O ano de 2017 foi o mais lucrativo da era moderna para o cinema musical. "La La Land", "A Bela e o Monstro" e "The Greatest Showman" arrecadaram mais de 2,1 mil milhões de dólares em bilheteira em todo o mundo.

Novas adaptações de clássicos animados como "Aladin", "Dumbo" e "O Rei Leão", todos com partes cantadas, vão chegar aos cinemas em 2019.

A Disney é a coluna vertebral deste regressso, mas também foram anunciados outros projetos ambiciosos como a sequela de "Mamma Mia", ou a nova versão de "West Side Story" por Steven Spielberg, ambas do estúdio Universal, assim como "A Star is Born", que será protagonizado por Lady Gaga, e "Mary Poppins", este último também da Disney.

"Acho que isto se deve em parte ao facto de Hollywood estar a tentar atrair uma audiência mundial e estar a procurar filmes que possam 'viajar' porque têm elementos, música, ação ou efeitos especiais que podem apelas a outras culturas", diz Andy Kirshner, professor da Universidade do Michigan e realizador do filme musical independente "Liberty's Secret".

Antes deste ressurgimento, o musical não tinha desaparecido completamente do panorama de Hollywood, como demonstra o Óscar de Melhor Filme para "Chicago" em 2003, e filmes como "Mamma Mia!", que conseguiram tocar o grande público.

No entanto, a música e a dança impuseram-se sobre o canto, ausente de filmes como "Febre de Sábado à Noite", "Footloose" e "Flashdance".

Com algumas exceções ("Chicago" ou "Mamma Mia!"), o género tinha perdido a sua enorme popularidade desde "Música no Coração" (1965), há 50 anos.

Uma mudança com "Hamilton"

Para Andy Kirshner, o interesse atual do público deve-se em grande parte ao facto de haver "toda uma geração que cresceu a ver musicais animados da Disney", tanto os clássicos como os lançados na década de 1990, fruto do renascimento do estúdio.

No entanto, este especialista rejeita qualquer comparação com a idade de ouro dos musicais, desde "The Jazz Singer" (1927), o primeiro filme falado, até ao final da década de 1950.

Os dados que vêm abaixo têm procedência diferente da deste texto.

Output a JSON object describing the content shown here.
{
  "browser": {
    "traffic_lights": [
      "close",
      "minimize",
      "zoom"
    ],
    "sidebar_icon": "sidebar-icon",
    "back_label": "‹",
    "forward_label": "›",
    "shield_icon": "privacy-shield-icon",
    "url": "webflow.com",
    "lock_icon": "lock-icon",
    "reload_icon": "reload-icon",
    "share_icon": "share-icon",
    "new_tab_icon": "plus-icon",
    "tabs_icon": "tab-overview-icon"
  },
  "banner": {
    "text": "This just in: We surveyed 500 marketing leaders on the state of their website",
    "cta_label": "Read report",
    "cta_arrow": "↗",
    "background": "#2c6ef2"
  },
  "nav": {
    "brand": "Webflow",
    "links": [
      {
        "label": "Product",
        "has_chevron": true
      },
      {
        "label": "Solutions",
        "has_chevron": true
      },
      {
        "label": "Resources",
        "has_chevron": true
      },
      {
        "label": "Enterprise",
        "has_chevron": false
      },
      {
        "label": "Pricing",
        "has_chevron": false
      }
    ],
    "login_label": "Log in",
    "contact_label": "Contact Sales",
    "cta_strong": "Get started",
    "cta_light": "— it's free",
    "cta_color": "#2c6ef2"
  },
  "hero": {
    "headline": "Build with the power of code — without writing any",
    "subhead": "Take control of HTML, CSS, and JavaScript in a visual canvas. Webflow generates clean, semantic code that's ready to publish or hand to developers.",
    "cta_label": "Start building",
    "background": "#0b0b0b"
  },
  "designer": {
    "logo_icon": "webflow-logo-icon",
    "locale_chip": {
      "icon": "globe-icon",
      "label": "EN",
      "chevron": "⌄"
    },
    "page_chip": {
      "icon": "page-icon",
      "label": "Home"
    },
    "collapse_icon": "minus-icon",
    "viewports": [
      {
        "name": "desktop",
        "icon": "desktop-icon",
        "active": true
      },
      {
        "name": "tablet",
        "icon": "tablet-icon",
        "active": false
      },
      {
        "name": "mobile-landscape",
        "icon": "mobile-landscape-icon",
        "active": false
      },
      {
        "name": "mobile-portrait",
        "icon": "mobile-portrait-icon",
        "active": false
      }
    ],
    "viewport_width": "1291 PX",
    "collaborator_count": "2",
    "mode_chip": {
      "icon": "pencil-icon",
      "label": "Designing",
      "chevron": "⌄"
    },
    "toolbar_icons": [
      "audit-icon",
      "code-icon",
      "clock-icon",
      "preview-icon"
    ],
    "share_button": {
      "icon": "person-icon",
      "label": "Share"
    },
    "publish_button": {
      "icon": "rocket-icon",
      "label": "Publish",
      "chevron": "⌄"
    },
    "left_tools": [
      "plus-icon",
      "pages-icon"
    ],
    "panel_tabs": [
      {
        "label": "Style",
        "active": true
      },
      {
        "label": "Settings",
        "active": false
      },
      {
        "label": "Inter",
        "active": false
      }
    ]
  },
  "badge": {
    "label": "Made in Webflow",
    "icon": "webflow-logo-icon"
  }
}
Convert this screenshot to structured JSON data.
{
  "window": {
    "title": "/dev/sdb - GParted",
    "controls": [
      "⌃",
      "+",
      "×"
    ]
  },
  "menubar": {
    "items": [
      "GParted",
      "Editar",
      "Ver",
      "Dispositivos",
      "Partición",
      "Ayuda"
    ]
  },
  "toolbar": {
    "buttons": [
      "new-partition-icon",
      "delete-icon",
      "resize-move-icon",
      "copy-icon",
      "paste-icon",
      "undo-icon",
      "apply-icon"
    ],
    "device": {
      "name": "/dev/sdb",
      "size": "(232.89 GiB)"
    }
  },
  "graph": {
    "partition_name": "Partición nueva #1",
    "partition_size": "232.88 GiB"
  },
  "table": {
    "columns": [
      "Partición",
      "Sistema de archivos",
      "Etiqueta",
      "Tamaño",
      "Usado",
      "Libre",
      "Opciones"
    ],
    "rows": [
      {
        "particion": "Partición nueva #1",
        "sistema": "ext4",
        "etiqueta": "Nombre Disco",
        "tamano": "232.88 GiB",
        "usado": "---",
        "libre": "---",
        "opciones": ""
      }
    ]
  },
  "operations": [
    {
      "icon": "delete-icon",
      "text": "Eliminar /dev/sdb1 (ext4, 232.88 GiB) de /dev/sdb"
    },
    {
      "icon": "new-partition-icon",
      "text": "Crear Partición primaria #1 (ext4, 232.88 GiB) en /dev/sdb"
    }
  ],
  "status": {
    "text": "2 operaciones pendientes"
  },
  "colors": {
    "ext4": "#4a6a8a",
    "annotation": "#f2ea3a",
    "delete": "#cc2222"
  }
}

"Pode haver um ressurgimento, mas não acho que voltaremos a ver isso, simplesmente pela forma como os filmes são feitos atualmente", diz. "Na época, os estúdios tinham contratadas equipas com estrelas, compositores, letristas, produtores que podiam produzir musicais em cadeia", acrescenta.

Até agora, salvo raras exceções, os filmes musicais estiveram claramente inscritos nesta herança, com canções de estilo clássico, sem muita influência da música moderna.

"The Rocky Horror Picture Show" há 43 anos, e "Moulin Rouge" (de Baz Luhrmann, 2001) continuam a ser, até agora, as únicas produções inovadoras que conseguiram uma grande audiência.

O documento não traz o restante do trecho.